By M.T. Decker

“May your Christmas wish come true, now and evermore.”

I could feel my pulse race as I read the inscription on the Christmas Star my wife had placed on top of the tree.

These were the words that had drawn me to the star 30 years ago when I was too naive to know better. The star promised something I’d never had: time with my dad. These were the words that had cursed me as well.

I thought I’d lost the thing, but, no, my mother had kept it, and when we moved, she’d sent it as a housewarming gift and my wife, had placed it on the tree as a surprise.

My mom had bought it at the second store we frequented back then. It wasn’t in Buckley, but the next town over. Mom always bought my clothes there to cut down on the chances of one of my classmates recognizing it as something they’d outgrown.

We didn’t have much back then, but mom always went all out on the holidays. She knew I wanted and loved that star. Though she didn’t know why she bought it just the same.

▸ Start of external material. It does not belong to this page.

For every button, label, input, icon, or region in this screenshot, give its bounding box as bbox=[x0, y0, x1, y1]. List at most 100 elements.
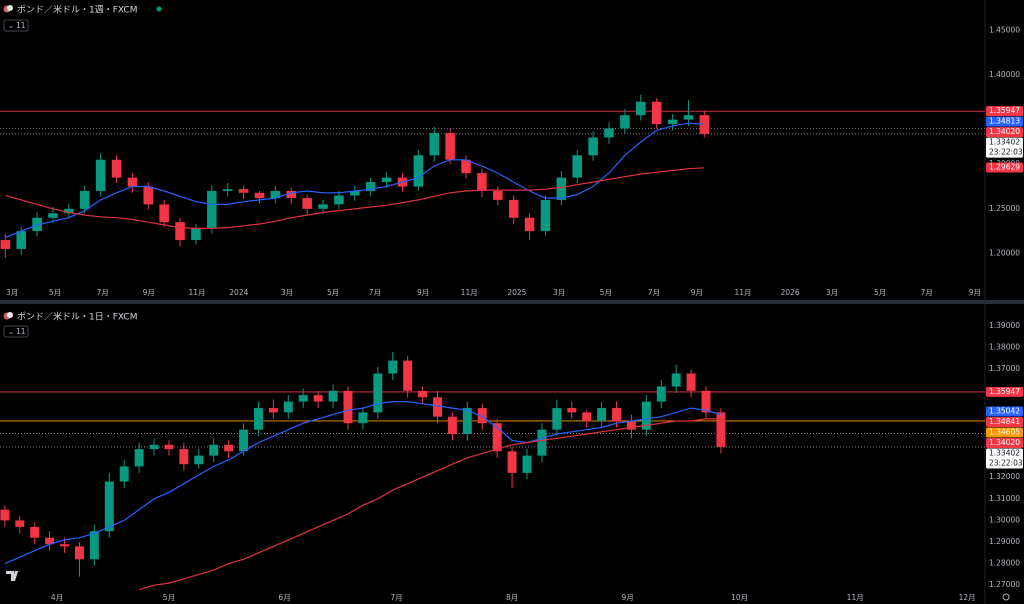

She gave it to me on Black Friday to make up for all the gifts I wouldn’t get, and I knew how hard she’d worked to get that star and it made all the more precious.

From that day until Christmas Eve, I wished for time with my father. Just one hour. Thirty wishes… and ever since then, a dead stranger comes and we sit in uncomfortable silence until the hour is past and we can both move on.

This is the 30th year since I made my wish; I don’t know if I’m afraid he’ll show up, or that he won’t.